The proposed legislation, which can be found here, says that no employer shall “enter into or attempt to enforce” any express or implied agreement not to “pursue, bring, join, litigate, or support any joint, class, or collective claim” arising from the employment relationship. This is unwelcome news to employers who rely on class and collective action waivers in their arbitration agreements.
Supreme Court Precedent
Given the coercive nature of class and collective action lawsuits (regardless of their merits), waivers in arbitration agreements are valuable risk mitigation tools. Waivers are particularly useful in defending against claims arising under the Federal Labor Standards Act (FLSA) and other federal laws, as some state laws are insulated against waiver.
On both state and federal levels, class and collective action waivers are also popular targets for legal challenges. Prior to May 2018, the National Labor Relations Board (NLRB) and many federal courts—including the Second, Fifth, Sixth, Seventh, Eighth, and Ninth Circuits—issued conflicting opinions regarding whether class and collective action waivers ran afoul of the NLRA. In order to resolve the circuit split, the Supreme Court granted certiorari and consolidated three cases: Lewis v. Epic Sys. Corp., 823 F.3d 1147, 1151 (7th Cir. 2016) (holding that the NLRA rendered class and collective action waivers unenforceable in employment arbitration agreements); Morris v. Ernst & Young, LLP, 834 F.3d 975, 983 (9th Cir 2016) (same); and Murphy Oil USA, Inc. v. NLRB, 808 F.3d 1013, 1016 (5th Cir. 2015) (upholding class and collective action waivers in employment agreements under the NLRA).

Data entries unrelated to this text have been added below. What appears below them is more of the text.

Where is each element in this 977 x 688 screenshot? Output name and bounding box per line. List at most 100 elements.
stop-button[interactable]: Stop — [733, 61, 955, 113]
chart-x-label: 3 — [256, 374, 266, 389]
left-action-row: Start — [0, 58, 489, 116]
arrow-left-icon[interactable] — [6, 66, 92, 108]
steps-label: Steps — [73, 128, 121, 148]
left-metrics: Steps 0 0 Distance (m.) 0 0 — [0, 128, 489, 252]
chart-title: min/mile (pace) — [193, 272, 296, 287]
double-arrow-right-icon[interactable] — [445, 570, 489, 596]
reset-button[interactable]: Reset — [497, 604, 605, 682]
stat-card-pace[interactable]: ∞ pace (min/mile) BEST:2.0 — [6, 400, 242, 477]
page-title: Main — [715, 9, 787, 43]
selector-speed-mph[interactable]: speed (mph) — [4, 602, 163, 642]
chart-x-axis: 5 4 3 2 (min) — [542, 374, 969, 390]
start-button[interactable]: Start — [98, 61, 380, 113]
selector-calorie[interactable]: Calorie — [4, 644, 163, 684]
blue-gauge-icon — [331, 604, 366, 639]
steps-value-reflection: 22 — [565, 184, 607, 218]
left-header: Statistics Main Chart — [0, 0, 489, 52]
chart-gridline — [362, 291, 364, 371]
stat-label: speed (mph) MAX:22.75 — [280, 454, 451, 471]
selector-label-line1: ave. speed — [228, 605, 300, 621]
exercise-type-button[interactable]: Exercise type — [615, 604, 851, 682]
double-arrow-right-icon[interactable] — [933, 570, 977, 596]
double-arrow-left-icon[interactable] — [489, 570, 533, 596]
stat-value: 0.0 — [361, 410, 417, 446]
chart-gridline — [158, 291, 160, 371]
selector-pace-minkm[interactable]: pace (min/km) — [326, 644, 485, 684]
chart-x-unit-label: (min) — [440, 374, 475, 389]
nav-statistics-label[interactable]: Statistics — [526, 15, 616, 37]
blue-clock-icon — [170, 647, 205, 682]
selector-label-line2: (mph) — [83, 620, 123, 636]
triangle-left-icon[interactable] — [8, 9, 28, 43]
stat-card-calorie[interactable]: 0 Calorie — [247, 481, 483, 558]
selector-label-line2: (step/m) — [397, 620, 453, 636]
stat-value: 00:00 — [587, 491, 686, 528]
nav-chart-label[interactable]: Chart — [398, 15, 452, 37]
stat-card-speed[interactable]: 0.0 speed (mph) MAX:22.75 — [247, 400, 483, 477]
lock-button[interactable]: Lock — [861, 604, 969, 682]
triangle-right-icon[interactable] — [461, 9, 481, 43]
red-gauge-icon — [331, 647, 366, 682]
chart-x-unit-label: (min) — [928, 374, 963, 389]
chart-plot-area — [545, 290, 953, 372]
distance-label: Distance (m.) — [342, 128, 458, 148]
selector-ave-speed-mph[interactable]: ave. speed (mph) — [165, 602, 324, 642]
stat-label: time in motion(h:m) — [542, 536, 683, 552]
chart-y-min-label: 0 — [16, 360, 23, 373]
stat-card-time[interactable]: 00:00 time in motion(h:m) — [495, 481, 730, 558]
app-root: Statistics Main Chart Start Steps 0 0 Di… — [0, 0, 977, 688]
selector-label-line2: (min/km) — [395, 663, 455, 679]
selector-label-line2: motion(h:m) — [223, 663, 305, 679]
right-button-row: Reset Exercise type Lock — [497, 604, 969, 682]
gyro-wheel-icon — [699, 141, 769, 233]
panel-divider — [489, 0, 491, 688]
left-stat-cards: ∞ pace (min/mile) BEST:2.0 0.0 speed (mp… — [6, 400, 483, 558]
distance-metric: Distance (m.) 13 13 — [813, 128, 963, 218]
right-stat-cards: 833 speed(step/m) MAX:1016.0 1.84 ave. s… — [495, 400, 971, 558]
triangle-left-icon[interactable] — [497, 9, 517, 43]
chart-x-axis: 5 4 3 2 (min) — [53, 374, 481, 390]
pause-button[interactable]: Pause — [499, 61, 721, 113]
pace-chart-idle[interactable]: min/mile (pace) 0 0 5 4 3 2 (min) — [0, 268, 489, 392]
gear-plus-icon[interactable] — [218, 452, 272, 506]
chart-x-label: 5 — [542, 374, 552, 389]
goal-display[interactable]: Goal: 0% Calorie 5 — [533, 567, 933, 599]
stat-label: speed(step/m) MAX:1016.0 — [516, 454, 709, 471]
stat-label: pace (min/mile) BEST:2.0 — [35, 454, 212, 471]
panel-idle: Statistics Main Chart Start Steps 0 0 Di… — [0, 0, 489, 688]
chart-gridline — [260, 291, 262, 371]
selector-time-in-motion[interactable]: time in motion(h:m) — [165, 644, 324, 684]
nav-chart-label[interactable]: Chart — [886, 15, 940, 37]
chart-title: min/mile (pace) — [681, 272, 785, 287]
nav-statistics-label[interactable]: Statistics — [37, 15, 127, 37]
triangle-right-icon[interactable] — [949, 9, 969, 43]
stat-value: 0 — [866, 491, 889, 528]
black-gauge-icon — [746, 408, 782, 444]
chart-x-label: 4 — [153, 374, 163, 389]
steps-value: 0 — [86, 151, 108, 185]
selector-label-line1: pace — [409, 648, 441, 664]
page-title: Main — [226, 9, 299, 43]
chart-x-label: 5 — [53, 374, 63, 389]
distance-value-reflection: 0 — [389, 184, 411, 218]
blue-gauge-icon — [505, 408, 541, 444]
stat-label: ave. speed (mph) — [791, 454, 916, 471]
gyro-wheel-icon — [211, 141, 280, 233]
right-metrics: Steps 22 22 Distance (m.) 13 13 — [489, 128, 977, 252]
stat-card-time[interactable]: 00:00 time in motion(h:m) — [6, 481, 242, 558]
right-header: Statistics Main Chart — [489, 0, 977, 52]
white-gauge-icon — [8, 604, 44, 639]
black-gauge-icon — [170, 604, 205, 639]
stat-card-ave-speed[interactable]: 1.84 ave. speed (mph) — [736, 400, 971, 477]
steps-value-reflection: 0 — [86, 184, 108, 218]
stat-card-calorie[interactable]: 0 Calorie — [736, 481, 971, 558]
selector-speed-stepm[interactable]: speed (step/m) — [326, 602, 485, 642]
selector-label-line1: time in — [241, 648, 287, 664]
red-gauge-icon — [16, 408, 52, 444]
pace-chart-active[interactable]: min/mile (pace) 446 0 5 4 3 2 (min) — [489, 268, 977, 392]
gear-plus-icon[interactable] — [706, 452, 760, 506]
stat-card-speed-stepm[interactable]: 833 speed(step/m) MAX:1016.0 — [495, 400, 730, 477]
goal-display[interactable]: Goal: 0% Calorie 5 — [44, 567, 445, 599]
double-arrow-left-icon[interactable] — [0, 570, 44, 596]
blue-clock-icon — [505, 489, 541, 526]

We previously blogged about the consolidated case, Epic Sys. Corp. v. Lewis, 138 S Ct 1612 (2018)(“Epic Systems”), in which the Supreme Court sided 5-4 with the Fifth Circuit and GC Memorandum 10-06 (written by Ronald Meisburg, Special Counsel at Hunton Andrews Kurth LLP, when he was serving as General Counsel to the NLRB). In so ruling, the Supreme Court secured the viability of class and collective action waivers under the as-written text of the NLRA.
Challenges Following Epic Systems
Following Epic Systems, pro-union advocates wasted little time in forming renewed challenges to class and collective action waivers. This time, the focus was on amending the NLRA. Several of our prior blog posts cover these challenges in depth.
Most notably for purposes of the current spending bill, House Democrats sought as early as October 2018 to nullify Epic Systems by making it an unfair labor practice to require employees to sign mandatory arbitration agreements, whether individual or collective in nature, through the Restoring Justice for Workers Act.
As we predicted at the time, the 2018 Restoring Justice for Workers Act did not go into effect, instead dying in session before getting to the Senate floor. However, with the Senate and the presidency currently under Democratic control, the proposed NLRA amendments in the spending bill may stand a better chance at enactment. The same is true for a new version of the Restoring Justice for Worker’s Act, reintroduced in July.
If the proposed language remains in the spending bill, the budget reconciliation passes the Senate, and President Biden signs it into law, it could go into effect as early as January 1, 2022.